Surpresa mesmo ficou quando a tora de imediato começou a debater-se jogando a água do tanque para todo lado. Ela gritou pelo seu João, que já veio de foice em punho ( ele tem esta foice até hoje embaixo de sua cama) e tascou a mesma dentro do tanque e aí foi só sangue e água de sabão. Não acreditando no que estava presenciando seu João pediu para a Dita confirmar o que ele estava vendo e ela confirmou. Era uma traíra-guaçu de aproximadamente uns 8 quilos, o bicho devia de ter mais de 10 anos. Pilintra não parava de correr e pular sem parar quando seu João conseguiu segurá-lo e naquele momento notou que muito sangue escorria do focinho do cavalo. Dona Dita limpou o beiço do Pilintra com o avental e ficou bastante claro que os cinco grande cortes profundos que expunham até os dentes do velho cavalo tinha sido feito pelos afiados dentes de sabre do trairão.

Embasbacado com o ocorrido, seu João procurou explicação junto ao Zé Gaiola, um renomado pescador do Tietê, que com ar de profundo conhecedor da matéria falou o que provavelmente havia acontecido.

Disse o Zé que a traíra é um peixe ovíparo que desova por época das cheias e em lugares rasos do lago. Após desovar a traíra fica protegendo os ovos do ataque dos lambaris ou de qualquer outro predador. Pois bem, o Pilintra meteu o bocão no ninho da bruta que não teve dúvidas e cravou os dentes afiados em seu beiço. Num ato de puro reflexo e de defesa o cavalo sacudiu a cabeça e arremessou a traíra para fora do lago. Todos em Itaquá aceitaram a explicação do Zé Gaiola e a partir deste fato o Pilintra passou a ser o único cavalo pescador .
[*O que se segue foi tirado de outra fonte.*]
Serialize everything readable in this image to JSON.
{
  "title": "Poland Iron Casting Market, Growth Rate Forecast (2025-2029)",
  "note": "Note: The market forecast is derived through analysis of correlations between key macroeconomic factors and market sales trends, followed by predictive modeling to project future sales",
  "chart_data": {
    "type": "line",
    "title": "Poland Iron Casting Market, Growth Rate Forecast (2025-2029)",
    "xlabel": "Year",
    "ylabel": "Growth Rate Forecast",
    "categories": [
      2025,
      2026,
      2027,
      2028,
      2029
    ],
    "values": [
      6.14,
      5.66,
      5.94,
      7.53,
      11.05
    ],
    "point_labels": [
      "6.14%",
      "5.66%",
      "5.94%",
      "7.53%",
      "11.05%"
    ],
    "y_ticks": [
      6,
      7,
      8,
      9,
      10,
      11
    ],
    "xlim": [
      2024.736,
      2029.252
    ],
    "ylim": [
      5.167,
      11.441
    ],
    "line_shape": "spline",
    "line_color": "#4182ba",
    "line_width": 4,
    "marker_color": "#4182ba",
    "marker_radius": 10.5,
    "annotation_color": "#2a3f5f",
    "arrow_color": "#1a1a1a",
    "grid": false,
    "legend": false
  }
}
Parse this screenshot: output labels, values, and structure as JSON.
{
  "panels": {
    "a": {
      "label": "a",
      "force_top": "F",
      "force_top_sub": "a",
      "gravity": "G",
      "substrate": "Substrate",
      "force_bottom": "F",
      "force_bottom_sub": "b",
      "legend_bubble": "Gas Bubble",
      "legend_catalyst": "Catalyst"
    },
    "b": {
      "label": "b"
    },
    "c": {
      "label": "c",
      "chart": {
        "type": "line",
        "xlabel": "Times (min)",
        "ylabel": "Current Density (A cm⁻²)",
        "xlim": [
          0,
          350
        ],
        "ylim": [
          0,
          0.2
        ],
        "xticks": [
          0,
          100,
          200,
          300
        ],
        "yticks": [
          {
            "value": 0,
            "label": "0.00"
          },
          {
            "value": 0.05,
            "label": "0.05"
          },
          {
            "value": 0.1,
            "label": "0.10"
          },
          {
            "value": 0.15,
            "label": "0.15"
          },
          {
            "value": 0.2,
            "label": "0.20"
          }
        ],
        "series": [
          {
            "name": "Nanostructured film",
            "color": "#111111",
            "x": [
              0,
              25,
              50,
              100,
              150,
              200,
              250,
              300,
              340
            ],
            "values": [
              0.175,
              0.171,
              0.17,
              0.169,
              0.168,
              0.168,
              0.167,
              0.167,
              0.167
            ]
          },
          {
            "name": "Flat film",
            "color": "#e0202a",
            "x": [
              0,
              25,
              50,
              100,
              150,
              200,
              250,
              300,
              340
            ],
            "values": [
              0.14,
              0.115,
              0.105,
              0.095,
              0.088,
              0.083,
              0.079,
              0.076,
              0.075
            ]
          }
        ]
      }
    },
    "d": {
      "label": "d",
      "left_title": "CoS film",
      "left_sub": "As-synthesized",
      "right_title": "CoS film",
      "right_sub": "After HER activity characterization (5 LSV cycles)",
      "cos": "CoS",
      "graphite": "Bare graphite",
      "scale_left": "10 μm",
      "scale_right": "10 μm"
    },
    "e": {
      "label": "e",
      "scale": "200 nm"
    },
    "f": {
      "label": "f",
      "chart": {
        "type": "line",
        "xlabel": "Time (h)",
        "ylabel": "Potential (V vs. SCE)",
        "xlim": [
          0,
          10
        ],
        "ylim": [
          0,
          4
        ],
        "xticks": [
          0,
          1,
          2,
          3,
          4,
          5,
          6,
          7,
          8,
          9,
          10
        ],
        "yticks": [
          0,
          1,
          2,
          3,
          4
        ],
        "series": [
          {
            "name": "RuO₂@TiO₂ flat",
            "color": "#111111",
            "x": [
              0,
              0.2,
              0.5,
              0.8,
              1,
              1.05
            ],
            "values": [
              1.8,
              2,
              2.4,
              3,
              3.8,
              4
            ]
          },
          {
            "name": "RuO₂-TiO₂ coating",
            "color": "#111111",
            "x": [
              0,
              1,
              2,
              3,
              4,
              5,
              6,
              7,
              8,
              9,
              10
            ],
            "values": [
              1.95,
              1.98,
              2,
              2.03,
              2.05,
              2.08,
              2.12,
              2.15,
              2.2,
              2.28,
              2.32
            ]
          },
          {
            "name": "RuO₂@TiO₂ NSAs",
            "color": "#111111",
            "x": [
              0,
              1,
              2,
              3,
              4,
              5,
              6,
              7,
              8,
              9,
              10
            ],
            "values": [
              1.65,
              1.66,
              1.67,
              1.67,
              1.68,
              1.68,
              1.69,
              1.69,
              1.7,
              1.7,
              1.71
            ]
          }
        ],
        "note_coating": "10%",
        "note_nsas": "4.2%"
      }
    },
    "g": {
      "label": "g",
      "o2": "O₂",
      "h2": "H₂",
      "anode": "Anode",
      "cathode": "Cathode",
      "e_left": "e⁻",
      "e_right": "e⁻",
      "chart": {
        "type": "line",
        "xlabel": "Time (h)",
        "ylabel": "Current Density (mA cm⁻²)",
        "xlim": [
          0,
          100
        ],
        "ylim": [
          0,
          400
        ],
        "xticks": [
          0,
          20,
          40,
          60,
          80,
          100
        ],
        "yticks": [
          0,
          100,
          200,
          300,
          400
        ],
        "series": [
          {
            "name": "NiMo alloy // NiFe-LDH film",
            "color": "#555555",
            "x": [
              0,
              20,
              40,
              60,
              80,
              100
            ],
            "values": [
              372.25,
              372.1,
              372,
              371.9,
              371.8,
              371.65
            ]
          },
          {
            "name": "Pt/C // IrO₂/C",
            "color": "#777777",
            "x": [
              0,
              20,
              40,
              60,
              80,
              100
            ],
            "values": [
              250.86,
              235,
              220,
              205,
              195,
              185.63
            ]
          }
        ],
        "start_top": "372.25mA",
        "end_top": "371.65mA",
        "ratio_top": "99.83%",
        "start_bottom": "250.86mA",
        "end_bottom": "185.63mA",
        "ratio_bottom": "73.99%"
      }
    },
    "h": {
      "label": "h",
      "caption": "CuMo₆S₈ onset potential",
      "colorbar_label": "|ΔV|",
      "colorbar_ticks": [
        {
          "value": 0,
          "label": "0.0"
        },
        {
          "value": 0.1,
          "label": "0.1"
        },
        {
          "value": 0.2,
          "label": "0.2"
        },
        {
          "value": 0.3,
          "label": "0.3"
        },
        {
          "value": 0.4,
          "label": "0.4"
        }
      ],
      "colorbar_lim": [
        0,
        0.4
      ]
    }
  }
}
Seu João Coutinho enjeitou muitos contos de réis pelo cavalo que morreu aos 17 anos de idade. Em sua sepultura lá no sítio do Pinheirinho, hoje recortado pela Rodovia dos Trabalhadores, tem uma cruz com os dizeres ‘aqui está enterrado uma lenda, Pilintra, único cavalo pescador do mundo, nascido e morto em Itaquá’.”

Marcos Antonio Falcon é pescador e contador de histórias.